Conversations

A user might be involved in a conversation. You can only fetch the conversations that your user is involved in. You might want to display information to your user informing the status of the conversations (read/unread). It’s important to mark the conversation as read when you your user reads it.

Get Conversations for Inbox

GET /conversation/inbox/

Arguments - None

Returns all the conversations for the current user’s inbox, sorted by last active. Results are paginated.

Get Conversations for Archive

GET /conversation/archive/

Arguments - None

Returns the current user’s archived messages, sorted by last active. Results are paginated.

Get One Conversation

GET /conversation/[id]/

You get some important fields:
has_unread_messages:
 shows if the currently logged in user have read all messages (true, false).
last_message:The last message from this conversation.
created_date:Date created this conversation.
recipients:A list of users, with all their information.
started_by:The user that started the conversation.
past_users_involved:
 A list of names of users that participated in this conversation but deleted their accounts.

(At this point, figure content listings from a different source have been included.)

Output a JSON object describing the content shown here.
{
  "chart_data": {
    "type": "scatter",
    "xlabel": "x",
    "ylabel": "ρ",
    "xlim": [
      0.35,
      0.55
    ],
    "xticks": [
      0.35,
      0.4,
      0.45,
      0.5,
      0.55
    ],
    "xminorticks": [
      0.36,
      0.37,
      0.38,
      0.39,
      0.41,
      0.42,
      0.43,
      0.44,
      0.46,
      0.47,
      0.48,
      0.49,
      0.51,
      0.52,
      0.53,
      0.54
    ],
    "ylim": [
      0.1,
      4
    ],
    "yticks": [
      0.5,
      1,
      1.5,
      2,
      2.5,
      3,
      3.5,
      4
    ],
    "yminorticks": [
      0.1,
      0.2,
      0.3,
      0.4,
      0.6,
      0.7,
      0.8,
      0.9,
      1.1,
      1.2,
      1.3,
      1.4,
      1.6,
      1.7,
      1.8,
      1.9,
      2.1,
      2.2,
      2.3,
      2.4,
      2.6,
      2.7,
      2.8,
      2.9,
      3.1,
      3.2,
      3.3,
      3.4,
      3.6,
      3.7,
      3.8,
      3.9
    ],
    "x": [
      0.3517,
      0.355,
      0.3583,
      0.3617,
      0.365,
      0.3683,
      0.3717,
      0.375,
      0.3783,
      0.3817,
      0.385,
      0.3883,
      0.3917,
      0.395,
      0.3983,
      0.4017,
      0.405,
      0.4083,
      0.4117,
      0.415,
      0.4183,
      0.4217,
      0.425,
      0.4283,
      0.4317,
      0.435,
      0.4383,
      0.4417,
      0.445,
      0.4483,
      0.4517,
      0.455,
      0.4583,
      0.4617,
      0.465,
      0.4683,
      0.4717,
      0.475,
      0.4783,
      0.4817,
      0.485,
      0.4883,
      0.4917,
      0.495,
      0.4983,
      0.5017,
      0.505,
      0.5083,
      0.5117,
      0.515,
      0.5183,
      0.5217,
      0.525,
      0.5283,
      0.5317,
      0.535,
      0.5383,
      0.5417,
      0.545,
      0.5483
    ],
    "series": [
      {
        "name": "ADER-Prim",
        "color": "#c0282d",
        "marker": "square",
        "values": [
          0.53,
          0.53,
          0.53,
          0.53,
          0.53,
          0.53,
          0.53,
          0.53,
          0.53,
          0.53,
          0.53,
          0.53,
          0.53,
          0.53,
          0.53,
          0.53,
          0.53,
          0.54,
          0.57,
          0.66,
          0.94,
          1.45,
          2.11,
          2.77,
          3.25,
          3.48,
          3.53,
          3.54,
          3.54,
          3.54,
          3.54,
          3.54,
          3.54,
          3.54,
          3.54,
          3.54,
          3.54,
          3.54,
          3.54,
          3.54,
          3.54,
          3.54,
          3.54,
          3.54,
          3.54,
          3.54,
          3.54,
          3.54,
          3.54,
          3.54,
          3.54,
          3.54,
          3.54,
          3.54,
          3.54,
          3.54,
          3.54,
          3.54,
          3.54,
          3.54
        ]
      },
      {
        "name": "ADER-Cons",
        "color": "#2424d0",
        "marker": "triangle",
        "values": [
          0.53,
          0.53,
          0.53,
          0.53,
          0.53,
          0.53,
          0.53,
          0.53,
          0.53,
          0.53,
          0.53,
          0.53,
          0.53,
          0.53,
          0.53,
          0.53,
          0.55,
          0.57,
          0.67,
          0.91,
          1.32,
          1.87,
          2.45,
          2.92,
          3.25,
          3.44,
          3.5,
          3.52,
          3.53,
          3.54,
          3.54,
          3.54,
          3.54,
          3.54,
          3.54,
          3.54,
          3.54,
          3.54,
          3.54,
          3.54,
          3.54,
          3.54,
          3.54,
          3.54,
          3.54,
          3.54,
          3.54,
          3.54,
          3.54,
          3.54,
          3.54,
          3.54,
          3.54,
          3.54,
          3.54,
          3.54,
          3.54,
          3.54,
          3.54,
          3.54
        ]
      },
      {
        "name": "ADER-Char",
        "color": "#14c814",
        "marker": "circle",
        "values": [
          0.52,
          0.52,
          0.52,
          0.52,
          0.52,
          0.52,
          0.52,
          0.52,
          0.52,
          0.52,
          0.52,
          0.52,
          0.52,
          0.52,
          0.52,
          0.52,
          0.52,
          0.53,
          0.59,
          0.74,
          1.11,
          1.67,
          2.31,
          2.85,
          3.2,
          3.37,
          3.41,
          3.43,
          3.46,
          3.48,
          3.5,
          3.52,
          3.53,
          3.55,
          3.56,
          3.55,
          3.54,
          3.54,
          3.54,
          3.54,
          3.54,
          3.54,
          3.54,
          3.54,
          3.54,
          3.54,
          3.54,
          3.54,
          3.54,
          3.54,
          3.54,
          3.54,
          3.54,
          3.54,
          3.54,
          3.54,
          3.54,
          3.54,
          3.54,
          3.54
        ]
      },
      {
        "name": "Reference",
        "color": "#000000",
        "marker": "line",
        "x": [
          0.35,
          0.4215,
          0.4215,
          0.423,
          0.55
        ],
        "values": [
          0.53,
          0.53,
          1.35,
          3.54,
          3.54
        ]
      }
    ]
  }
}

Mark conversations as read

We don’t mark conversation as read when you fetch the messages for that particular conversation. This is really important. You have to explicitly inform us when the user has read the conversation. To do so, you must issue this request:

POST /conversation/[ID]/read/

Arguments

last_message_id:
 The ID of the last message in this conversation you have read

last_message_id is used to check if any new messages have been added to this conversation since you last fetched them, so you don’t falsely mark this conversation as read when there are in fact messages in the conversation you have not yet seen.

Response

200 Ok:if there are no new messages since the time you informed. You can safetly inform your user that he/she has read the conversation.
409 CONFLICT:New messages have been created. At this point you can fetch the messages again and reissue this request.

Get One Conversation

GET /conversation/[id]/

You get some important fields:
has_unread_messages:
 shows if the currently logged in user have read all messages (true, false).
last_message:The last message from this conversation.
created_date:Date created this conversation.
recipients:A list of users, with all their information.
started_by:The user that started the conversation.

Start a new Conversation

POST /conversation/

To create a new conversation you must provide the message and a list of id of the users recipients, this is an example:

Arguments:

{“message” : “This is the first message”, “recipients” : [17,32, 1090]}

Response:

You get the Location header with the URI for the recently created resource.

Archive a Conversation

PATCH /conversation/[id]/archive/

There is no response. This conversation will no longer show up in the current user’s inbox, but it will show in their archive. It will also be searchable.

Hide a Conversation

PATCH /conversation/[id]/hide/

There is no response. This conversation will no longer show up in the current user’s inbox or archive and it will not be included in search results. If a new message is written in the conversation, it will again show up in the user’s inbox.

Get all Messages

To get all messages for a given conversation, you must issue this request:

GET /message/?conversation=[ID]

Response:

You get a list of message resources for this conversation, this parameters:

created_date:The date and time that the conversation was created.
id:The id of the message.
message:The actual message (Text/String).
user:The user that sent the message. It’s null if the user removed his/her account.
user_deleted_name:
 Is the name (just a string) of the user that sent the message in the first place, just as a reference.

Post a new Message

POST /message/

Arguments:

You must provide the conversation_id and the message. Example:

{“conversation_id”: ID, “message”: “Message from API!”}

Response Header:

A note regarding deleted users and messages

Sometimes users decide to remove their account from Athlete.com. If such user is involved in some conversation, we don’t want to lose his/her messages, because the conversation could lost its sense. In those cases, we provide some mechanisms for the user browsing the conversation to note that. In the case of conversation, you have a list of names (past_users_involved) that indicate all the users that wer previously involved in the conversation but decided to remove their accounts.

For each message, if the user that sent the message removed his/her account, the “user” field will be null, but you’ll see the name as an string in the “user_deleted_name” field.